A year later, as tensions flared in Palestine, Jacob entrusted Edmond, his second son and a business prodigy, to set up a gold trading and foreign exchange operation in the Italian city of Milan, a center of jewelry production. He flew to Europe by way of Lod airport, near Tel Aviv.
In Milan, Safra turned to what Gross calls “the Aleppo diaspora” in Britain, France and Canada to attract capital.
Safra’s entire family joined him in Milan in 1952, shortly after the Safras’ apartment in Beirut was ransacked. Hedging his bets, Safra’s father left Banque Jacob E. Safra, the family enterprise, in the hands of local managers.
Having expanded into São Paulo and Geneva, Safra cast an eye at the United States, which, as Gross explains, “offered protection from the sectarian violence in Beirut” and the “inflation and political instability that wreaked havoc” in Brazil. It was a wise move. The Republic National Bank he established in Manhattan grew into the eleventh largest bank in the United States, yielding its investors an astounding annual return of 23 percent at one point.
A bachelor until the age of 43, Safra got married after meeting Lily Monteverde, a divorcee of Ashkenazic descent with three children whose former husband had been an important client of the Safra banks. “He needed someone he knew wasn’t only after his money, someone who could hold her own with him, and someone who was his social and intellectual equal,” says Gross.
Throughout his life, Safra engaged in philanthropy. He financed efforts to create community institutions for Sephardic Jews in Brazil, Switzerland and the United States. He endowed the first chair in Sephardic Jewish history at Harvard University. He sent funds to Jews unable to leave Aleppo and Damascus.
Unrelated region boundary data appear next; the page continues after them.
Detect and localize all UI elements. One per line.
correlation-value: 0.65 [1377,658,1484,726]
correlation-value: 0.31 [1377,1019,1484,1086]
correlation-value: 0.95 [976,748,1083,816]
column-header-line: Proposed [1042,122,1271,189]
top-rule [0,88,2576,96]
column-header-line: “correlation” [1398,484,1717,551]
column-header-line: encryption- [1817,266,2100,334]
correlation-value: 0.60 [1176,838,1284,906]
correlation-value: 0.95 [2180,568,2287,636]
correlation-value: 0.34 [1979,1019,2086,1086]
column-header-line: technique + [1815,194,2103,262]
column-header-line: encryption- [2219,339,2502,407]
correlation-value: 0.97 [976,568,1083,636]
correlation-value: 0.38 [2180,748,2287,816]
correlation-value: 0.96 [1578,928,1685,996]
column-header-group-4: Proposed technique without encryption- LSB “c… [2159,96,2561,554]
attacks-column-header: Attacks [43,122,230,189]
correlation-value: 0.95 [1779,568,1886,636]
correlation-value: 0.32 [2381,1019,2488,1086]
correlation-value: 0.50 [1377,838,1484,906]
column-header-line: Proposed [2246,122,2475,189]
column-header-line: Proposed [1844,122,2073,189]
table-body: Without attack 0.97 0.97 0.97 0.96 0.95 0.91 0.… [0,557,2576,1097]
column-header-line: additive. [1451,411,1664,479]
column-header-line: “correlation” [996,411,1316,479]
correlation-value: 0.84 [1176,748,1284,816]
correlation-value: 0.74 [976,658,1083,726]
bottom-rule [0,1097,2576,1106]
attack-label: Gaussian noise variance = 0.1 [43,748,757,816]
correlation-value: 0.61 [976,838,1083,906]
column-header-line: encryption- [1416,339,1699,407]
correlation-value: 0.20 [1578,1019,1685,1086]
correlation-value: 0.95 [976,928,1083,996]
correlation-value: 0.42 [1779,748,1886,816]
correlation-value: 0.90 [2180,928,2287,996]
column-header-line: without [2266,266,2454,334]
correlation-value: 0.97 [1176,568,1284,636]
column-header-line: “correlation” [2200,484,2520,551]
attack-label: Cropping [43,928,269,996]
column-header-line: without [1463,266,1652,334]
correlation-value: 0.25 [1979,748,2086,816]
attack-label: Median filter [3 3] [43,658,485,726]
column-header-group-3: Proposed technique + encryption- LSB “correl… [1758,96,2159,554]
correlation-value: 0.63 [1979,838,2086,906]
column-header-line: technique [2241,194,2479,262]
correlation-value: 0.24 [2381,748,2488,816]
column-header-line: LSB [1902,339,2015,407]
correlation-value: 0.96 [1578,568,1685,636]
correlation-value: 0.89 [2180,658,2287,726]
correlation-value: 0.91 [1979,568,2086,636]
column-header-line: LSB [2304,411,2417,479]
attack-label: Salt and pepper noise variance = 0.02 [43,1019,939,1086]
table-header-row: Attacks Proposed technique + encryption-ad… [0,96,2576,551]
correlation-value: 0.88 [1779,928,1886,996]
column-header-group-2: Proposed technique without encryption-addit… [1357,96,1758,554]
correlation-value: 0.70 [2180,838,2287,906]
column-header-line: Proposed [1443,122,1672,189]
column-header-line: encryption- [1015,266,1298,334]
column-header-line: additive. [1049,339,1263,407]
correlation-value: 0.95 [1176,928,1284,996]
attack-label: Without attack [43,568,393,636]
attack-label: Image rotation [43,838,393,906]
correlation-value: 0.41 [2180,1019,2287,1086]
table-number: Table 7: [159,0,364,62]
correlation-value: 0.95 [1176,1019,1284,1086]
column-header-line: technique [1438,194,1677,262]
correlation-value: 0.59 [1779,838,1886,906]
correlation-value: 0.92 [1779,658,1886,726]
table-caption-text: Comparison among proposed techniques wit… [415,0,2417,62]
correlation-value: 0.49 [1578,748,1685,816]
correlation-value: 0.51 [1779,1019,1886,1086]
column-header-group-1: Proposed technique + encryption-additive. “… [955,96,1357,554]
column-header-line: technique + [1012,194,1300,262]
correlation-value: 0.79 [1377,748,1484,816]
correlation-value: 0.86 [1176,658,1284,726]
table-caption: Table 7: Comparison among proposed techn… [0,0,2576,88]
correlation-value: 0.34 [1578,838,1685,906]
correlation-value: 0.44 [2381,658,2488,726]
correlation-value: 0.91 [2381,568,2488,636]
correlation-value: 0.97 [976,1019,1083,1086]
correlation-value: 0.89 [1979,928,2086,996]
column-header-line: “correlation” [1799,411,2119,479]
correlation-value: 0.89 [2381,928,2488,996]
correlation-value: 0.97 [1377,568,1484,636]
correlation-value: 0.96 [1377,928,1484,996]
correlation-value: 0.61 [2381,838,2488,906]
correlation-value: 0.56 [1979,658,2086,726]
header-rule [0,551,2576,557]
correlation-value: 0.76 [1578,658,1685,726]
And he played a behind-the-scenes role in Syria’s decision to allow Jews to emigrate and in the transfer of Torah scrolls from Syria and Lebanon following the dissolution of Jewish communities there.
Concerned about the sensitivities of his Muslim clients, Safra avoided doing business explicitly in Israel until the early 1970s. He travelled to Israel for the first time in 1974 for the opening of a yeshiva in Jerusalem named after his father. He soon began to invest in initiatives aimed at improving the socio-economic status of Sephardic Jews in Israel.
By the 1990s, Parkinson’s disease had virtually incapacitated him, reducing him to mood swings, emotional outbursts and episodes of feeling “off.” By then, he could no longer “indulge his habit of having pastries and pistachios sent from Beirut to Geneva or New York,” says Gross.
As he grew sicker, he sold Republic and Safra Republic Holdings to the Hong Kong and Shanghai Banking Corporation for $10 billion, the highest amount of cash ever paid for a bank in the United States.
Safra died under tragic circumstances in Monaco on December 3, 1999.
In summarizing his legacy, Gross writes, “Edmond Safra (was) a founder (and) a creator who shaped history and influenced thousands of lives by building banks with an unrivalled record of success. One would be hard-pressed to think of a more successful banker in the second half of the twentieth century.”
Gross, in A Banker’s Journey, has written a comprehensive and readable account of an extraordinary person. But on occasion, it reads like a glorified puff piece. His book would have been better had he adopted a more balanced approach.